Moacyr Scliar (1937-2011)
"Noel Nutels. Lembro como se fosse hoje o primeiro dia em que o vi, menino ainda. Foi no navio que nos trouxe para o Brasil, em 1921. Era um navio alemão, mas não tinha nome alemão, chamava-se 'Madeira', em homenagem à ilha portuguesa. Simbólica coincidência: de certa forma refazíamos a viagem dos navegadores portugueses, Cabral e os outros. Como eles, atravessaríamos o oceano, rumo ao Brasil; não numa precária caravela, mas também não num luxuoso transatlântico - longe disso. O senhor precisava ter visto o 'Madeira', doutor. A rigor, nem navio de passageiros era; tratava-se de um cargueiro adaptado para o transporte de emigrantes. No porão tinham instalado beliches, oitenta beliches triplos, quase nenhum espaço entre um e outro. Latrinas, quatro; pias, quatro, nem sempre com água. Era impossível ficar naquele porão, passávamos a noite lá, mas mal amanhecia subíamos para respirar um pouco de ar fresco. O senhor conhece aquele quadro do Lasar Segall, 'Navio de Imigrantes'? Aquele quadro que mostra pessoas amontoadas num convés, pessoas de olhar triste? Era exatamente aquilo. Nós estávamos emigrando, doutor. Melhor dito: estávamos fugindo. Fugindo da Rússia."
A Majestade do Xingu - Moacyr Scliar
Comentários
Moacyr Scliar, Discutindo Literatura nº 13.
Que grande pena a perdida deste enorme escritor e ser humano!
e tbem gostei da frase que colocou de Millor!
um gde abraçO
Com a morte do Moacyr Scliar, literatura brasileira perde o que ele ainda poderia produzir. O consolo é que escreveu setenta livros, mas ainda tinha muito para escrever.
Também perdemos o ser humano que era muito diferente de um grande número de escritores, por sua simplicidade, atenção e bondade. Parecia ser deprovido de vaidade, o que é raro no ofício da literatura.
Aqui em Porto Alegre, em especial no bairro Bom Fim, onde nasceu e morou por muitos anos (também resido nesse bairro), vamos sentir a falta da presença física do Scliar.
Também na Feira do Livro, onde sempre o encontrávamos, vamos sentir o peso de sua ausência.
Nessa feira, que se realiza anualmente no mês de novembro, na qual já foi seu Patrono, era comum encontrá-lo falando com pessoas que o conheciam, principalmente com crianças, sempre procurando transmitir a idéia de que tudo passa pelos livros.

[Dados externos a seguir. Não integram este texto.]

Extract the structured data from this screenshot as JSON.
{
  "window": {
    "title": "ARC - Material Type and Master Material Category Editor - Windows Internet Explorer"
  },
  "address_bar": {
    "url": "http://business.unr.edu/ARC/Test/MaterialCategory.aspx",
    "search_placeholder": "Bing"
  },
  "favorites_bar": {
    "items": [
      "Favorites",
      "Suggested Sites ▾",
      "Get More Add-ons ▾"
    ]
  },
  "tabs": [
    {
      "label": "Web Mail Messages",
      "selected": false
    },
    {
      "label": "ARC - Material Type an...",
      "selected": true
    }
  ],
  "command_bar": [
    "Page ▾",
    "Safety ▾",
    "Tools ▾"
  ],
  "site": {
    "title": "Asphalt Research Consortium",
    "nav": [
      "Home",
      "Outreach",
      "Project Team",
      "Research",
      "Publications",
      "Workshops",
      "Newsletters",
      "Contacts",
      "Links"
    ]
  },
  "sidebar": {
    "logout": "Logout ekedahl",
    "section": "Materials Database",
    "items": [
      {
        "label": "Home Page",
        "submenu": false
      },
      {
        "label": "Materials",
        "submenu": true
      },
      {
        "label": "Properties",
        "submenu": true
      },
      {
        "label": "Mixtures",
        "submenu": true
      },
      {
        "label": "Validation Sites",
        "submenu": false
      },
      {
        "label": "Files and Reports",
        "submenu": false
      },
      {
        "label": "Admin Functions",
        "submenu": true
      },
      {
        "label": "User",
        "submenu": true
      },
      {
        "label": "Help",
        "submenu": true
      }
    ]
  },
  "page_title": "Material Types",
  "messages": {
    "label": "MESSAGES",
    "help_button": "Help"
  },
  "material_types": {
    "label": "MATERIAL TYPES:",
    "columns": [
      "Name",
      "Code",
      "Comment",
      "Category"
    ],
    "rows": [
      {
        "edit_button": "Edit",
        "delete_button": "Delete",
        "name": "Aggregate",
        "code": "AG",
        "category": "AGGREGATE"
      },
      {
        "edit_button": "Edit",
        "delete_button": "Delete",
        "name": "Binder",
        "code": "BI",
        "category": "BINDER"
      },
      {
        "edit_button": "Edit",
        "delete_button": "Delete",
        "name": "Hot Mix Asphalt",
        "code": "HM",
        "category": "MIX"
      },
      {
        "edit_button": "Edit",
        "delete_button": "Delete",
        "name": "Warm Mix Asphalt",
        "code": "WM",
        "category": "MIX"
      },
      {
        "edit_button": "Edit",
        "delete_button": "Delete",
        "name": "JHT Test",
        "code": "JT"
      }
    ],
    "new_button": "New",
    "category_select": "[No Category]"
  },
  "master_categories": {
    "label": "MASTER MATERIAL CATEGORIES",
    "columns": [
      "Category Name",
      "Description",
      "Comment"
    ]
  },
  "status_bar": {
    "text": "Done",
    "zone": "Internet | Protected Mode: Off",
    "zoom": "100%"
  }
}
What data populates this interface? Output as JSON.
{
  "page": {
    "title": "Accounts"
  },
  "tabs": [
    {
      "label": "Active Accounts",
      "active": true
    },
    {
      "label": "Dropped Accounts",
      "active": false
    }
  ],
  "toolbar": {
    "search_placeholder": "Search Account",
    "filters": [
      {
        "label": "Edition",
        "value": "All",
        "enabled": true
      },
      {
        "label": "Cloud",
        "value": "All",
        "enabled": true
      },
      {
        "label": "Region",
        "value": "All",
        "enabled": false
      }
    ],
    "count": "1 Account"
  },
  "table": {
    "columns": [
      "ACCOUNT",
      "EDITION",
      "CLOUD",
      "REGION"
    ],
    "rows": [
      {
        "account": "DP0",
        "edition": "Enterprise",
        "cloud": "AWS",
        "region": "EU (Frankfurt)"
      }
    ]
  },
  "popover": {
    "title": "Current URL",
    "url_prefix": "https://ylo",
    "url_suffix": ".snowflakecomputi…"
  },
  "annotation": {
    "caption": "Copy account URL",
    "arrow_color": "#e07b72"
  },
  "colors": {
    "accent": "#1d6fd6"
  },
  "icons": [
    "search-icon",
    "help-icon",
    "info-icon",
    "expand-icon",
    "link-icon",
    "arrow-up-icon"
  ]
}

Na próxima Feira do Livro sei que vou ouvir a Taís, minha mulher, dizer que não mais vamos ver o Scliar. Quantas vezes ouvi ela chamar minha atenção quando o via entre os livros - Pedro, olha o Scliar ali - chamava ela minha atenção. Aqui, muitos devem estar sentindo a mesma falta que Taís e eu sentimos.
É isso, caro Covacs.
Um abraço,
Pedro.
Andava por várias cidades do Rio Grande do Sul para conversar com as crianças de 1º grau. Viajava por todo o país para levar a literatura a todos os cantos possíveis e falava com naturalidade. Realmente perdemos um dos nossos mais queridos escritores que, de suas caminhadas pelo bairro nasciam crônicas e contos excelentes, o nosso cotidiano que contava com graça e perfeição. Realmente ficará como imortal.
Beijos
Tais Luso
* O Pedro escreveu teu nome, por descuido, com 'C' ao invés de 'K'.
O Luiz Schwarcz escreveu um texto lindo sobre o Scliar no blog da editora Companhia das Letras, recomendo uma visita por lá, caso já não tenham lido:
http://www.blogdacompanhia.com.br/2011/02/o-final-da-historia/comment-page-2/#comments
Enfim, fico triste de vocês terem perdido o querido vizinho de bairro. Foi uma grande honra ter convivido com este mestre.
Obrigado pela gentileza dos comentários e parabéns pelo belo trabalho que vocês desenvolvem nos respectivos blogs, nunca é demais dizer.